What’s your favourite bit of The North Face kit?
SA I love the new Summit Verbier Futurelight™ jacket because it is exactly what I need. It’s minimalistic but delivers big mountain performance – I don’t like to have a hundred useless zips on my jacket. The North Face is really pushing design boundaries to offer gear with the perfect balance of waterproofness and breathability, with useful features and pockets in the right place.
What’s your go-to ski setup that gives you the flexibility and performance you need?
SA I actually prefer a heavier, more downhill-oriented setup. My go-to ski is the Faction Agent or the new Mana with Look Pivot bindings. I use the CAST system for touring with the interchangeable toe piece. At the summit I know I can step in my bindings, fully focus on skiing, and completely trust my gear. As for boots, when we were filming for La Liste, we were skiing with alpine race boots, but now I’ve changed to the Dynafit Hoji, which is a real a mind opener. I actually used them for the freestyle segment in Nevia too.

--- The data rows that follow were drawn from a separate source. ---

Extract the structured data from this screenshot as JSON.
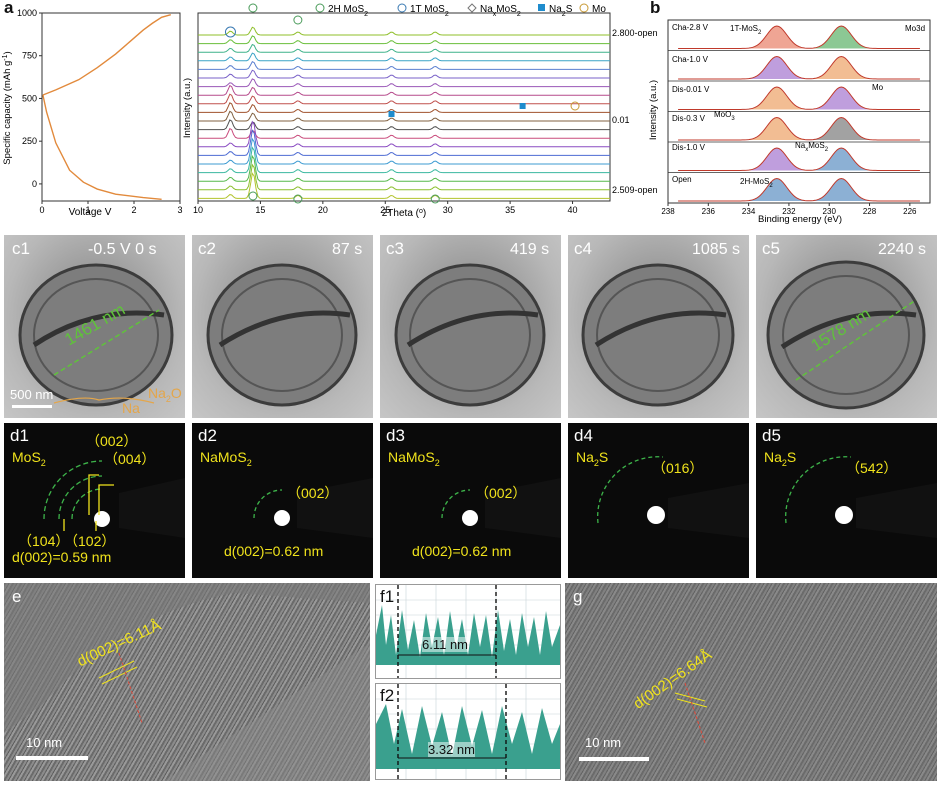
{
  "panels": {
    "a": "a",
    "b": "b",
    "c1": "c1",
    "c2": "c2",
    "c3": "c3",
    "c4": "c4",
    "c5": "c5",
    "d1": "d1",
    "d2": "d2",
    "d3": "d3",
    "d4": "d4",
    "d5": "d5",
    "e": "e",
    "f1": "f1",
    "f2": "f2",
    "g": "g"
  },
  "chart_data": [
    {
      "type": "line",
      "xlabel": "Voltage V",
      "ylabel": "Specific capacity (mAh g",
      "ylabel_sup": "-1",
      "ylabel_close": ")",
      "xlim": [
        0,
        3
      ],
      "ylim": [
        -100,
        1000
      ],
      "x_ticks": [
        "0",
        "1",
        "2",
        "3"
      ],
      "y_ticks": [
        "0",
        "250",
        "500",
        "750",
        "1000"
      ],
      "color": "#e28a3c",
      "series": [
        {
          "x": [
            2.6,
            2.2,
            1.6,
            1.2,
            0.9,
            0.6,
            0.3,
            0.1,
            0.02
          ],
          "y": [
            -90,
            -80,
            -60,
            -30,
            10,
            80,
            240,
            420,
            520
          ]
        },
        {
          "x": [
            0.02,
            0.3,
            0.8,
            1.2,
            1.6,
            1.9,
            2.2,
            2.4,
            2.6,
            2.8
          ],
          "y": [
            520,
            550,
            610,
            680,
            760,
            830,
            900,
            940,
            975,
            990
          ]
        }
      ]
    },
    {
      "type": "line",
      "xlabel": "2Theta (",
      "xlabel_deg": "o",
      "xlabel_close": ")",
      "ylabel": "Intensity (a.u.)",
      "xlim": [
        10,
        43
      ],
      "x_ticks": [
        "10",
        "15",
        "20",
        "25",
        "30",
        "35",
        "40"
      ],
      "legend": [
        "2H MoS",
        "1T MoS",
        "Na",
        "MoS",
        "Na",
        "S",
        "Mo"
      ],
      "annotations": [
        "2.800-open",
        "0.01",
        "2.509-open"
      ],
      "peaks_2theta": [
        12.6,
        14.4,
        18.0,
        25.5,
        29.0
      ],
      "series_colors": [
        "#8fbf2a",
        "#6abf3a",
        "#3fb28a",
        "#3aa3c6",
        "#5a7fd0",
        "#7a62c8",
        "#9a58b8",
        "#b64a8c",
        "#c0504d",
        "#a0522d",
        "#806040",
        "#505050",
        "#c94b7c",
        "#8a4cc2",
        "#4d6bd3",
        "#3d9bd2",
        "#3ab8a0",
        "#56b84a",
        "#8cbf2e",
        "#b3c42d"
      ]
    },
    {
      "type": "line",
      "xlabel": "Binding energy (eV)",
      "ylabel": "Intensity (a.u.)",
      "xlim": [
        238,
        225
      ],
      "x_ticks": [
        "238",
        "236",
        "234",
        "232",
        "230",
        "228",
        "226"
      ],
      "rows": [
        "Cha-2.8 V",
        "Cha-1.0 V",
        "Dis-0.01 V",
        "Dis-0.3 V",
        "Dis-1.0 V",
        "Open"
      ],
      "annotations": [
        "1T-MoS",
        "Mo3d",
        "Mo",
        "MoO",
        "Na",
        "MoS",
        "2H-MoS"
      ]
    }
  ],
  "c_row": {
    "labels": [
      "-0.5 V 0 s",
      "87 s",
      "419 s",
      "1085 s",
      "2240 s"
    ],
    "measure_c1": "1461 nm",
    "measure_c5": "1578 nm",
    "scale": "500 nm",
    "na2o": "Na",
    "na2o_sub": "2",
    "na2o_tail": "O",
    "na": "Na"
  },
  "d_row": {
    "d1_title": "MoS",
    "d1_sub": "2",
    "d1_002": "（002）",
    "d1_004": "（004）",
    "d1_104": "（104）",
    "d1_102": "（102）",
    "d1_d": "d(002)=0.59 nm",
    "d2_title": "NaMoS",
    "d2_sub": "2",
    "d2_ring": "（002）",
    "d2_d": "d(002)=0.62 nm",
    "d3_title": "NaMoS",
    "d3_sub": "2",
    "d3_ring": "（002）",
    "d3_d": "d(002)=0.62 nm",
    "d4_title": "Na",
    "d4_sub": "2",
    "d4_tail": "S",
    "d4_ring": "（016）",
    "d5_title": "Na",
    "d5_sub": "2",
    "d5_tail": "S",
    "d5_ring": "（542）"
  },
  "e_row": {
    "e_d": "d(002)=6.11Å",
    "e_scale": "10 nm",
    "f1_measure": "6.11 nm",
    "f2_measure": "3.32 nm",
    "g_d": "d(002)=6.64Å",
    "g_scale": "10 nm"
  }
}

When you’re not filming, climbing or skiing for yourself, you are working as a mountain guide. Do you work with regular clients or are you always facilitating big projects?
SA I do both. I have some private clients, but last week I was guiding for a school, and I’m also a ski teacher. I don’t always want to be in high-stake situations. If you’re constantly pushing, you’re exposing yourself to a lot of risk.
Has your relationship with the mountains changed over time?
SA It’s definitely changed with experience. I got more patient. I used to think that every powder day had to be the best one of the season, but actually if the danger is too high; I’m much better at saying no than when I was younger. I’m also in the mountain rescue team here in Zermatt, so I see what can happen when it goes wrong.
So, how do you rationalise the risks of doing extreme sports on a regular basis?
SA It’s a risk management every day, minute by minute. You have to be okay with the risks that you are taking, otherwise you can make the wrong decisions. Keeping fit and training can help you to push further but that doesn’t mean you are taking more risk in my opinion. It means you are doing more but with more precision, avoiding little errors building up to a big mistake.
You talk about finding contentment with what you’ve already achieved rather than always looking for the next project. Do you think you’ll ever be satisfied?
SA I don’t know if I will ever not have this drive to push and go further. Maybe with my daughter here now, the focus will change. Until now, I’ve always been pushing in the same direction with new films and sports, but now it’s a new chapter and I’m really looking forward to it. I’ve often been in the supporting role, now it’s a new supporting role for my daughter and also my wife. I will try to make it as good as possible.